Raul Castro au Venezuela, première visite officielle comme président

INTERNATIONAL  sam 13 déc

Le président cubain Raul Castro a effectué samedi au Venezuela, son principal allié économique et politique, sa première visite officielle en tant que chef d'Etat depuis qu'il a pris la relève en 2006 de son frère Fidel à la tête de Cuba.

Le dirigeant communiste, dont l'avion a atteri à 11h00 locales (15h30 GMT) à l'aéroport international de Caracas, ne devait rester que quelques heures au Venezuela à l'occasion de ce déplacement symbolique auprès de son principal allié dans la région.

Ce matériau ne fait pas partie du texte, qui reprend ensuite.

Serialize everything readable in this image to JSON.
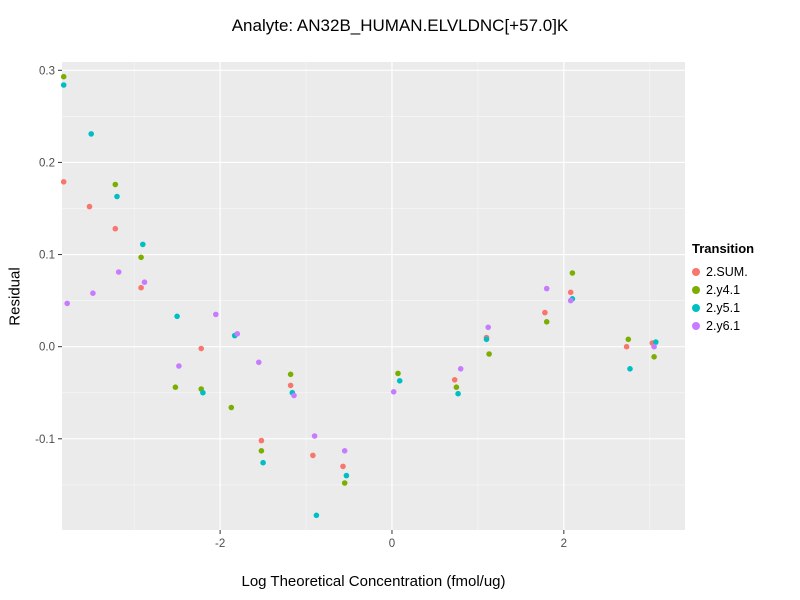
{
  "chart_data": {
    "type": "scatter",
    "title": "Analyte: AN32B_HUMAN.ELVLDNC[+57.0]K",
    "xlabel": "Log Theoretical Concentration (fmol/ug)",
    "ylabel": "Residual",
    "legend_title": "Transition",
    "legend_position": "right",
    "grid": true,
    "panel_background": "#EBEBEB",
    "grid_major_color": "#FFFFFF",
    "grid_minor_color": "#FFFFFF",
    "tick_label_color": "#4D4D4D",
    "xlim": [
      -3.84,
      3.41
    ],
    "ylim": [
      -0.199,
      0.309
    ],
    "x_ticks": [
      {
        "v": -2,
        "label": "-2"
      },
      {
        "v": 0,
        "label": "0"
      },
      {
        "v": 2,
        "label": "2"
      }
    ],
    "y_ticks": [
      {
        "v": 0.3,
        "label": "0.3"
      },
      {
        "v": 0.2,
        "label": "0.2"
      },
      {
        "v": 0.1,
        "label": "0.1"
      },
      {
        "v": 0.0,
        "label": "0.0"
      },
      {
        "v": -0.1,
        "label": "-0.1"
      }
    ],
    "x_minor_ticks": [
      -3,
      -1,
      1,
      3
    ],
    "y_minor_ticks": [
      0.25,
      0.15,
      0.05,
      -0.05,
      -0.15
    ],
    "series": [
      {
        "name": "2.SUM.",
        "color": "#F8766D",
        "points": [
          [
            -3.82,
            0.179
          ],
          [
            -3.52,
            0.152
          ],
          [
            -3.22,
            0.128
          ],
          [
            -2.92,
            0.064
          ],
          [
            -2.22,
            -0.002
          ],
          [
            -1.52,
            -0.102
          ],
          [
            -1.18,
            -0.042
          ],
          [
            -0.92,
            -0.118
          ],
          [
            -0.57,
            -0.13
          ],
          [
            0.73,
            -0.036
          ],
          [
            1.1,
            0.01
          ],
          [
            1.78,
            0.037
          ],
          [
            2.08,
            0.059
          ],
          [
            2.73,
            0.0
          ],
          [
            3.03,
            0.004
          ]
        ]
      },
      {
        "name": "2.y4.1",
        "color": "#7CAE00",
        "points": [
          [
            -3.82,
            0.293
          ],
          [
            -3.22,
            0.176
          ],
          [
            -2.92,
            0.097
          ],
          [
            -2.52,
            -0.044
          ],
          [
            -2.22,
            -0.046
          ],
          [
            -1.87,
            -0.066
          ],
          [
            -1.52,
            -0.113
          ],
          [
            -1.18,
            -0.03
          ],
          [
            -0.55,
            -0.148
          ],
          [
            0.07,
            -0.029
          ],
          [
            0.75,
            -0.044
          ],
          [
            1.13,
            -0.008
          ],
          [
            1.8,
            0.027
          ],
          [
            2.1,
            0.08
          ],
          [
            2.75,
            0.008
          ],
          [
            3.05,
            -0.011
          ]
        ]
      },
      {
        "name": "2.y5.1",
        "color": "#00BFC4",
        "points": [
          [
            -3.82,
            0.284
          ],
          [
            -3.5,
            0.231
          ],
          [
            -3.2,
            0.163
          ],
          [
            -2.9,
            0.111
          ],
          [
            -2.5,
            0.033
          ],
          [
            -2.2,
            -0.05
          ],
          [
            -1.83,
            0.012
          ],
          [
            -1.5,
            -0.126
          ],
          [
            -1.16,
            -0.05
          ],
          [
            -0.88,
            -0.183
          ],
          [
            -0.53,
            -0.14
          ],
          [
            0.09,
            -0.037
          ],
          [
            0.77,
            -0.051
          ],
          [
            1.1,
            0.008
          ],
          [
            2.1,
            0.052
          ],
          [
            2.77,
            -0.024
          ],
          [
            3.07,
            0.005
          ]
        ]
      },
      {
        "name": "2.y6.1",
        "color": "#C77CFF",
        "points": [
          [
            -3.78,
            0.047
          ],
          [
            -3.48,
            0.058
          ],
          [
            -3.18,
            0.081
          ],
          [
            -2.88,
            0.07
          ],
          [
            -2.48,
            -0.021
          ],
          [
            -2.05,
            0.035
          ],
          [
            -1.8,
            0.014
          ],
          [
            -1.55,
            -0.017
          ],
          [
            -1.14,
            -0.053
          ],
          [
            -0.9,
            -0.097
          ],
          [
            -0.55,
            -0.113
          ],
          [
            0.02,
            -0.049
          ],
          [
            0.8,
            -0.024
          ],
          [
            1.12,
            0.021
          ],
          [
            1.8,
            0.063
          ],
          [
            2.08,
            0.05
          ],
          [
            3.05,
            0.0
          ]
        ]
      }
    ]
  }
}
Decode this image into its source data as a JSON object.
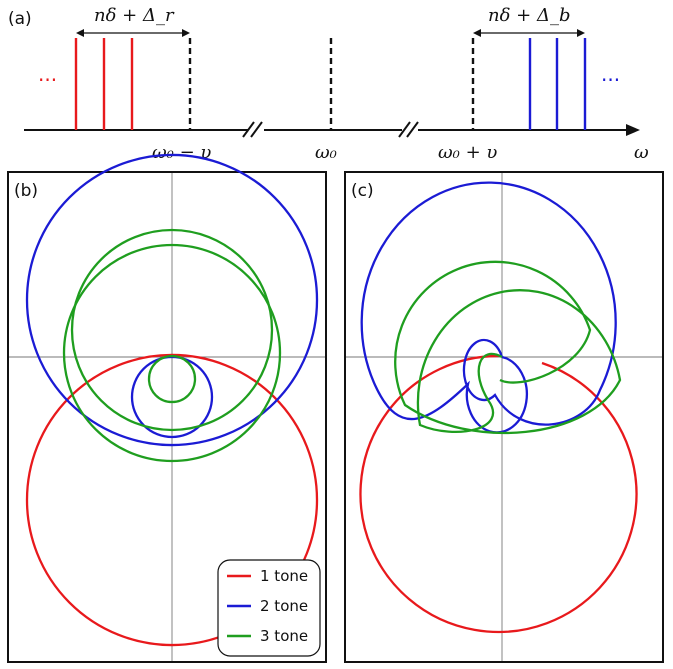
{
  "panel_a": {
    "label": "(a)",
    "bracket_left": "nδ + Δ_r",
    "bracket_right": "nδ + Δ_b",
    "dots_left": "···",
    "dots_right": "···",
    "tick_left": "ω₀ − υ",
    "tick_center": "ω₀",
    "tick_right": "ω₀ + υ",
    "axis_label": "ω"
  },
  "panel_b": {
    "label": "(b)"
  },
  "panel_c": {
    "label": "(c)"
  },
  "legend": [
    {
      "label": "1 tone",
      "color": "#e8191c"
    },
    {
      "label": "2 tone",
      "color": "#1b1bd4"
    },
    {
      "label": "3 tone",
      "color": "#1f9e1f"
    }
  ],
  "colors": {
    "red": "#e8191c",
    "blue": "#1b1bd4",
    "green": "#1f9e1f",
    "dashed": "#111111"
  }
}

Accompagné de plusieurs ministres, Raul Castro, 77 ans, a reçu une vigoureuse accolade de son homologue Hugo Chavez, chef de file de la gauche radicale en Amérique latine et bête noire des Etats-Unis, qui l'a accueilli avec les honneurs militaires.

Les deux hommes devaient avoir en fin de journée une séance de travail au Palais de Miraflores de Caracas où devait s'achever la 9e réunion de la commission intergouvernementale des deux pays, qui s'était ouverte la veille.

Auparavant, ils devaient se rendre au Panthéon national pour se recueillir devant les restes de Simon Bolivar, grand artisan de l'émancipation des colonies espagnoles au XIXe siècle.

Le président cubain n'avait pas encore effectué de visite officielle à l'extérieur de l'île depuis qu'il avait pris en juillet 2006 la relève de son frère Fidel Castro, resté à 82 ans et malgré la maladie un des gardiens du régime.

M. Chavez, qui se considère comme le "fils spirituel" du vieux dirigeant historique cubain, lui a déjà rendu plusieurs fois visite dans sa "retraite médicale" tenue secrète dans les environs de La Havane.

Selon lui, la visite de Raul Castro a "la même signification" que celle de son frère à Caracas au lendemain de la révolution cubaine.

Vingt-deux jours après la chute de la dictature de Fulgencio Batista le 1er janvier 1959, le "lider maximo" s'était rendu dans la capitale vénézuélienne, d'où il avait prononcé son premier discours hors de Cuba.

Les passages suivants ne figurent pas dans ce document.